A empresa de Elon Musk já tinha 4,4 mil satélites em operação e agora chegará a 11,9 mil unidades, o que deve reforçar a sua liderança no segmento de internet rápida por satélites.

A decisão do conselho diretor da Anatel aconteceu por meio de votação em circuito deliberativo, longe dos holofotes.

O tema havia sido colocado em pauta na reunião ordinária do conselho na semana passada, mas teve o pedido de análise adiado por até 120 dias a pedido do relator do processo, o conselheiro Alexandre Freire.

Entretanto, Freire decidiu expor seu voto em uma deliberação no sistema virtual da agência.

A aprovação da Anatel ocorreu de forma unânime. Com isso, o órgão regulador atendeu integralmente o pleito da Starlink para a alteração do direito de exploração que já estava em voga, ampliando o número de unidades na órbita e as faixas de frequências utilizadas para transmissão do sinal de internet. A alteração da licença custará R$ 102 mil à empresa de Musk e será válida até 2027.

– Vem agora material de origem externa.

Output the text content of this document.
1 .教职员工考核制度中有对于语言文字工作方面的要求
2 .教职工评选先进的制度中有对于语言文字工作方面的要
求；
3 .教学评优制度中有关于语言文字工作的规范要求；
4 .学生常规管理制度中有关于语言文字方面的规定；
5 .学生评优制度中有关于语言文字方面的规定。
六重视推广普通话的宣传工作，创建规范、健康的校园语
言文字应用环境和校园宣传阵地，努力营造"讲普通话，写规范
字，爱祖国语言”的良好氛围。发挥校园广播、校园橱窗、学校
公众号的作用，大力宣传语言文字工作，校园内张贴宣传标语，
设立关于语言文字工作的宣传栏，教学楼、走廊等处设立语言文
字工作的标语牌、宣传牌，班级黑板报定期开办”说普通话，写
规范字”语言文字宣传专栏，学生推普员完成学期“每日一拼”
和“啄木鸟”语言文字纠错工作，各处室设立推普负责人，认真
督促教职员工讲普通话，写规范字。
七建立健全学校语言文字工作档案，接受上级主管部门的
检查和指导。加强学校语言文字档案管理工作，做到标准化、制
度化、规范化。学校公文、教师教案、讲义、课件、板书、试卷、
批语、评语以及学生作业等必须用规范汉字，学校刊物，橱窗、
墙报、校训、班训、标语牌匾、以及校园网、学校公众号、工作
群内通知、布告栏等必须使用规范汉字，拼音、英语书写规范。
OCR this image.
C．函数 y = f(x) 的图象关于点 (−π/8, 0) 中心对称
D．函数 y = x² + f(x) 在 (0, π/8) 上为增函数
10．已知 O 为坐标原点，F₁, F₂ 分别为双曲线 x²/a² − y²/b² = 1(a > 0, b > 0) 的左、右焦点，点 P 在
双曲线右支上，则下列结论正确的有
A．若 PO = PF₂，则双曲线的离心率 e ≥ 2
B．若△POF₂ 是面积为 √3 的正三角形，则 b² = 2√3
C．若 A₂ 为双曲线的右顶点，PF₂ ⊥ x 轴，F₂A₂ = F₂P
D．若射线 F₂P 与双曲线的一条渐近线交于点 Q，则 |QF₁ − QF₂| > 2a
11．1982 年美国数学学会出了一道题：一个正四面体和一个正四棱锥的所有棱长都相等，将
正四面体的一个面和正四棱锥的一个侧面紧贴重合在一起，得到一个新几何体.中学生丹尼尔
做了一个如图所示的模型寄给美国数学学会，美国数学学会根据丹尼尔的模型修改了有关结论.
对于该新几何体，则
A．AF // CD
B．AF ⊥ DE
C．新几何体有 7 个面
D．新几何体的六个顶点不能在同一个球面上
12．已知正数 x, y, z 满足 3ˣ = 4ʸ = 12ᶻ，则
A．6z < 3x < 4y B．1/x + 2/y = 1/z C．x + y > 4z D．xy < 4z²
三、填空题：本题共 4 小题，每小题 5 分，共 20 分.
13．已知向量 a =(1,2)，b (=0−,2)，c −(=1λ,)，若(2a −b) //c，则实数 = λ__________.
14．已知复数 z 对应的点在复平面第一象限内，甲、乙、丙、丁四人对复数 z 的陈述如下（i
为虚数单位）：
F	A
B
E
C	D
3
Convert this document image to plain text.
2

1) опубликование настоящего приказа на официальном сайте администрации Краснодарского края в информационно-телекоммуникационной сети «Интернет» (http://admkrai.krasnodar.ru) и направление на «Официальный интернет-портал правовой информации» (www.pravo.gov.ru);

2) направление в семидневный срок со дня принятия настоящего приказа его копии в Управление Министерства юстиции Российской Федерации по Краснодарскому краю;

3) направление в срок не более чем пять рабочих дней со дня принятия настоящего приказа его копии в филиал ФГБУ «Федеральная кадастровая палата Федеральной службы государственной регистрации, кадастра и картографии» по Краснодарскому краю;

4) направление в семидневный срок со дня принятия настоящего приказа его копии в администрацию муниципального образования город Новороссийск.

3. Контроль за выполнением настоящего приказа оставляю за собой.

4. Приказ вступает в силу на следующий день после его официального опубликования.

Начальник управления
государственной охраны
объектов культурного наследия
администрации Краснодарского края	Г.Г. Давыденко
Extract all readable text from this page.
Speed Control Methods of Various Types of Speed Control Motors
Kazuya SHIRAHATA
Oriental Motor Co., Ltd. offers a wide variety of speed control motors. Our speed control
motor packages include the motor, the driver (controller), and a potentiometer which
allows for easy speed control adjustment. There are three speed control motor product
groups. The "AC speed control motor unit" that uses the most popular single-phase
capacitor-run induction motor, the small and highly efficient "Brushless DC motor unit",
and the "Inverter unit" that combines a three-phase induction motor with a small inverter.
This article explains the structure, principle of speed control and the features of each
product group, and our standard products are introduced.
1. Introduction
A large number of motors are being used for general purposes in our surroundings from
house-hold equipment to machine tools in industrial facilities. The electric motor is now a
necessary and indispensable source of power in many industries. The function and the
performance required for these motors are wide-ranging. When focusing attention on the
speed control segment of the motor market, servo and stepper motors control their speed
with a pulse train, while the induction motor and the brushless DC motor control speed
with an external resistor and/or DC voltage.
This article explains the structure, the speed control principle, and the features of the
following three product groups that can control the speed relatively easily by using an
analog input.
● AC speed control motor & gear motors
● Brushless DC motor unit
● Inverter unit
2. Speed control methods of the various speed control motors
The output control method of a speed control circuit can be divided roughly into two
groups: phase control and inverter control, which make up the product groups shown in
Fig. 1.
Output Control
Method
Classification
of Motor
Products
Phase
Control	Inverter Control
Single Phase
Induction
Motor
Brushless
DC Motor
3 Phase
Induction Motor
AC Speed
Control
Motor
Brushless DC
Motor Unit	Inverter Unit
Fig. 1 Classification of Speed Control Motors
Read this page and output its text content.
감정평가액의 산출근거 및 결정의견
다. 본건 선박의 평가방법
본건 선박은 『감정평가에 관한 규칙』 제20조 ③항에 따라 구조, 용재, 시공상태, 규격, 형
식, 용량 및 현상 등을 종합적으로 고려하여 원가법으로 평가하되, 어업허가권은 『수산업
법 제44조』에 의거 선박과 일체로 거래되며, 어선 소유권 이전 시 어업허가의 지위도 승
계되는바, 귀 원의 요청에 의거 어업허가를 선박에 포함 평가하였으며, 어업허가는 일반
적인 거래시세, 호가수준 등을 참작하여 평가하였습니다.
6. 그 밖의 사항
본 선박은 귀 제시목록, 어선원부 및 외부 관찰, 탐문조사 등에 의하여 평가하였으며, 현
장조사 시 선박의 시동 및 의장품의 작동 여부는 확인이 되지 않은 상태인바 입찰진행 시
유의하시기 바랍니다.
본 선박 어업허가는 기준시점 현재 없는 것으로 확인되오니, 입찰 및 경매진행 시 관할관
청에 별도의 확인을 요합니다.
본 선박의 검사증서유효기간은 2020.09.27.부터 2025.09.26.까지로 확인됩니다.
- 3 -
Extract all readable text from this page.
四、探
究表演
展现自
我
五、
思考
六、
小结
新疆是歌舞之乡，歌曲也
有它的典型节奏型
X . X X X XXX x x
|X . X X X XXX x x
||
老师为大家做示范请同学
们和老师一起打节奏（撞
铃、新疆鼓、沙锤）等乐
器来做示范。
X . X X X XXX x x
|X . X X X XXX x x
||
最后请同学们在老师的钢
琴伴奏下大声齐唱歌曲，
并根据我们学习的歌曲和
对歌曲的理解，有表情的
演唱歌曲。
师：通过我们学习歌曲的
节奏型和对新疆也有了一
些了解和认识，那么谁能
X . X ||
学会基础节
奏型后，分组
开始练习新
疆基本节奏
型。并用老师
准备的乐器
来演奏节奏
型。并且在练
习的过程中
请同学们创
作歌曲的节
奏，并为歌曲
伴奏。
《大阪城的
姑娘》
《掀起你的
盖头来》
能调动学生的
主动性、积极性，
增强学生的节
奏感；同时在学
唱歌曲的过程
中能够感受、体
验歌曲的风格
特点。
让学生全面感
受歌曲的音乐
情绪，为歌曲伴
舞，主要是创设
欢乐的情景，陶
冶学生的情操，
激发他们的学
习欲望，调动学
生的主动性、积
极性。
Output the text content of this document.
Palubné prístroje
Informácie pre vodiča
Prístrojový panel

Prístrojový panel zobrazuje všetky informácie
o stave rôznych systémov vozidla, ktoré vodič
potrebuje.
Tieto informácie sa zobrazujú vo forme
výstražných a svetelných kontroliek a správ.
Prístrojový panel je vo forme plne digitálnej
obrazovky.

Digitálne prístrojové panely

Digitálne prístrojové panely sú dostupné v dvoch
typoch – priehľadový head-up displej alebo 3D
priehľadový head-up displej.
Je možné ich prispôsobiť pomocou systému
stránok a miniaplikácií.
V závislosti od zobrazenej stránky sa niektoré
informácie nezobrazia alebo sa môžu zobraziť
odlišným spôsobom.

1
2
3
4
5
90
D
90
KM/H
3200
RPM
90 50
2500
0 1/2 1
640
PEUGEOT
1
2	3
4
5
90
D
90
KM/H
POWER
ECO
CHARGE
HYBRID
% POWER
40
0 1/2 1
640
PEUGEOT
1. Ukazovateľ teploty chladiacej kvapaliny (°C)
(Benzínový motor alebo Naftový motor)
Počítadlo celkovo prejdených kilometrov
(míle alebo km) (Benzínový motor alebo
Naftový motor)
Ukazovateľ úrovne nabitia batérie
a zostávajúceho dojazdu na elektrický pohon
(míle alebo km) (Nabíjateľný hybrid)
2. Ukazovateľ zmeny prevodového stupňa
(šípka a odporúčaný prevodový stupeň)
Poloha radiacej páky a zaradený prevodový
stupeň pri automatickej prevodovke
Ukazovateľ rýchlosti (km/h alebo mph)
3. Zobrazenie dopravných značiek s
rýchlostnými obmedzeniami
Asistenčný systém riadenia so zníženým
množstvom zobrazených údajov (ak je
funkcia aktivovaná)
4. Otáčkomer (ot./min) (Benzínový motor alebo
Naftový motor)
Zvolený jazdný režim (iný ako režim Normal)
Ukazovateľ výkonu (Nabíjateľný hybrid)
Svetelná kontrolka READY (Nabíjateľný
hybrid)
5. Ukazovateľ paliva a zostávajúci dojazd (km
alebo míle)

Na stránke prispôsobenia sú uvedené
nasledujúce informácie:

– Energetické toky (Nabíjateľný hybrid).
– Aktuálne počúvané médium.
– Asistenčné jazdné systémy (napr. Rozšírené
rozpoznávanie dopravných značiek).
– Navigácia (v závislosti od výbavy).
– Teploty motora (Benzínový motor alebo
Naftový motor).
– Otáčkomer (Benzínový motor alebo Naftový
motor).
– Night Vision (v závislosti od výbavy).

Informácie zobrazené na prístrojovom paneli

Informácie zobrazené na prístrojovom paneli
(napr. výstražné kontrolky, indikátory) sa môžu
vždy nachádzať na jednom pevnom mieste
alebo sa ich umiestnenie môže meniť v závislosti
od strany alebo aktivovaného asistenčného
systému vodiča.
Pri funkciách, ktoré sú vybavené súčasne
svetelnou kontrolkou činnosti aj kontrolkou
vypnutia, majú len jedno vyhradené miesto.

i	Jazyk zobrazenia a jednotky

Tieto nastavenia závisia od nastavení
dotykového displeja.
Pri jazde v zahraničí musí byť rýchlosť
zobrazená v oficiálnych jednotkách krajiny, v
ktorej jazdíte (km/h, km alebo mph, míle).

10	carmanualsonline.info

A aprovação aconteceu à revelia das outras empresas de internet por satélite no Brasil, que haviam pedido à Anatel que indeferisse o pedido da Starlink devido aos riscos de congestionamento na órbita e interferências, dado o aumento expressivo no número de satélites, bem como o uso de novas frequências.

Como resposta a essa intensificação na corrida comercial na órbita, a Anatel emitiu um “alerta regulatório”, mecanismo por meio do qual informa a sociedade que fará uma atualização do marco normativo vigente devido aos riscos identificados.